Con estas palabras, Jesús nos invita a permanecer en Él, a descargar nuestros miedos en Él. ¿No estaba Jesús turbado, no temblaba y lloraba por la muerte de su amigo Lázaro? Jesús conoce, pues, el dolor del duelo, de la muerte, como el de los padres que pierden un hijo, del marido que pierde a su esposa, del hijo que pierde a sus padres, de los que pierden una hermana o un hermano…
Ciertamente, no podemos devolver la vida a nuestros seres queridos como lo hizo Jesús con Lázaro. Pero podemos devolverles la vida pensando en ellos, hablando de ellos y viviendo en la esperanza. ¡Dejemos que Jesús nos consuele! Él está ahí en medio de nuestros sufrimientos, sufre con nosotras y nos devolverá la alegría de la Salvación.
En el Evangelio de Juan, Jesucristo nunca nos detiene en él. Nos lleva al Padre, nos invita a tener fe en su Padre. El término «Padre» se menciona explícitamente al menos diez veces en este pasaje.
Jesús nos habla del Padre a partir de esta promesa: «En la casa de mi Padre hay muchas moradas”. Al creer que nuestro Padre es Amor, la casa del Padre se convierte para nosotros en un lugar de seguridad, ternura y paz. Esta casa está abierta a todos, no está reservada para unos pocos. Cada uno tiene su propio lugar en la casa del Padre. En la Biblia, la casa de Dios es el Templo situado en medio de su pueblo, es el lugar de la presencia de Dios. En la carta a los Hebreos, San Pablo va más allá, nos dice que el lugar de la presencia de Dios es una casa, y que esta casa somos nosotros mismos:
«…Cristo mismo está en su casa como el Hijo, a la cabeza de su casa.Y nosotros somos su casa» (Heb. 3, 6). ¡Qué hermosa afirmación!

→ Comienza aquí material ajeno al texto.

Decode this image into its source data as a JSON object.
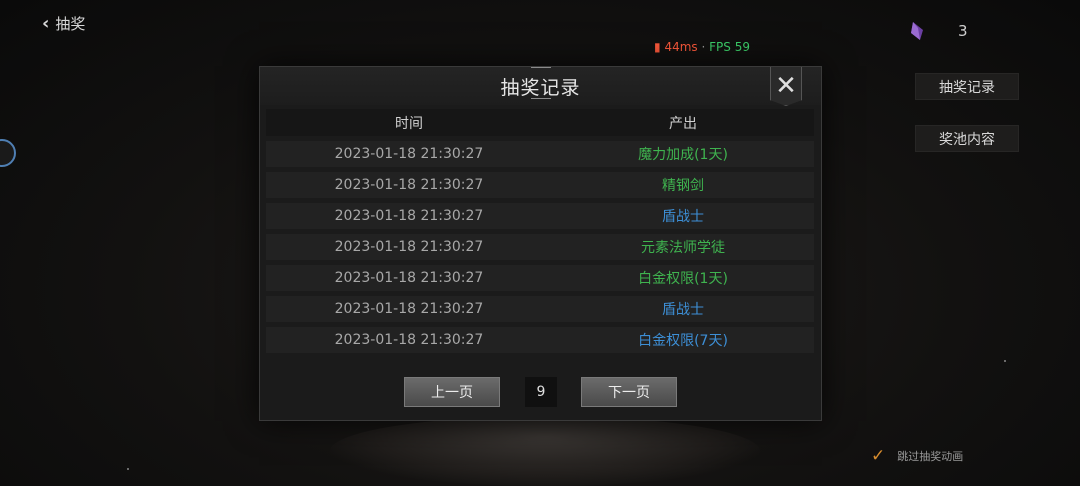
{
  "header": {
    "back_label": "抽奖"
  },
  "network": {
    "latency": "44ms",
    "separator": "·",
    "fps": "FPS 59"
  },
  "currency": {
    "icon": "purple-crystal-icon",
    "count": "3"
  },
  "side_buttons": {
    "records": "抽奖记录",
    "pool": "奖池内容"
  },
  "skip_animation": {
    "label": "跳过抽奖动画",
    "checked": true
  },
  "modal": {
    "title": "抽奖记录",
    "columns": {
      "time": "时间",
      "output": "产出"
    },
    "rows": [
      {
        "time": "2023-01-18 21:30:27",
        "item": "魔力加成(1天)",
        "color": "#3fb34f"
      },
      {
        "time": "2023-01-18 21:30:27",
        "item": "精钢剑",
        "color": "#3fb34f"
      },
      {
        "time": "2023-01-18 21:30:27",
        "item": "盾战士",
        "color": "#3d8fd6"
      },
      {
        "time": "2023-01-18 21:30:27",
        "item": "元素法师学徒",
        "color": "#3fb34f"
      },
      {
        "time": "2023-01-18 21:30:27",
        "item": "白金权限(1天)",
        "color": "#3fb34f"
      },
      {
        "time": "2023-01-18 21:30:27",
        "item": "盾战士",
        "color": "#3d8fd6"
      },
      {
        "time": "2023-01-18 21:30:27",
        "item": "白金权限(7天)",
        "color": "#3d8fd6"
      }
    ],
    "pager": {
      "prev": "上一页",
      "page": "9",
      "next": "下一页"
    }
  }
}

Cada una de nosotras es la casa de Dios; llevamos su presencia dentro de nosotras. Esto significa que cada una de nosotras vive de manera personal en este lugar, cada una tiene una manera singular de estar en relación con Dios. Dios llega a cada una en su historia personal, tal como ella es. Estamos habitadas por Dios. ¡Seamos la «morada» de Dios para nosotras mismas y para los demás! De esta manera seremos más sensibles a las dificultades de quienes nos rodean y podremos, por gracia, convertirnos en un hogar seguro para todos y todas; un hogar donde podamos ser acogidas sin miedo.
Esteban Pernet y Antonieta Fage fueron tocados profundamente por el sufrimiento. Pero de su sufrimiento surgió la vida, se convirtieron en fuentes donde mucha gente pudo saciar su sed. Así, a pesar de nuestro dolor, estamos llamadas a dar testimonio del amor del Padre, a animar y consolar a quienes encontramos
. «He visto la aflicción de mi pueblo… he oído su clamor… anda, Yo te envío… Llamadas, también nosotras nos sentimos enviados a los pobres. Con ellos, caminamos por caminos de éxodo, de liberación, de alianza. (Regla de Vida)
Qué maravilla saber que en estos caminos de éxodo, de liberación, Jesús camina a nuestro lado, «Yo soy el Camino, la Verdad y la Vida». ¡
El camino es nuestra ruta! Él nos lleva a través de pasajes estrechos o anchos, rectos o tortuosos a veces, pero siempre con Él. «Yo soy el Camino» Jesús nos pide que vayamos con Él, que lo sigamos. Tal vez el Camino nos lleve a la aventura, a la sorpresa, a lo inesperado. Nos promete valiosas experiencias, muchos descubrimientos, encuentros. Caminemos siempre con Aquel que es la Verdad y la Vida, el Camino al Padre de la misericordia. Atrevámonos a avanzar, Sí, vale la pena.
Sabemos muy bien que las mentiras, lo no dicho, la falsedad nos lleva a la confusión. Si hacemos la Verdad, hacemos que la liberación fluya. Cuando Jesús revela la Verdad a los dos discípulos de Emaús, ¿no les arde el corazón de alegría, de vida?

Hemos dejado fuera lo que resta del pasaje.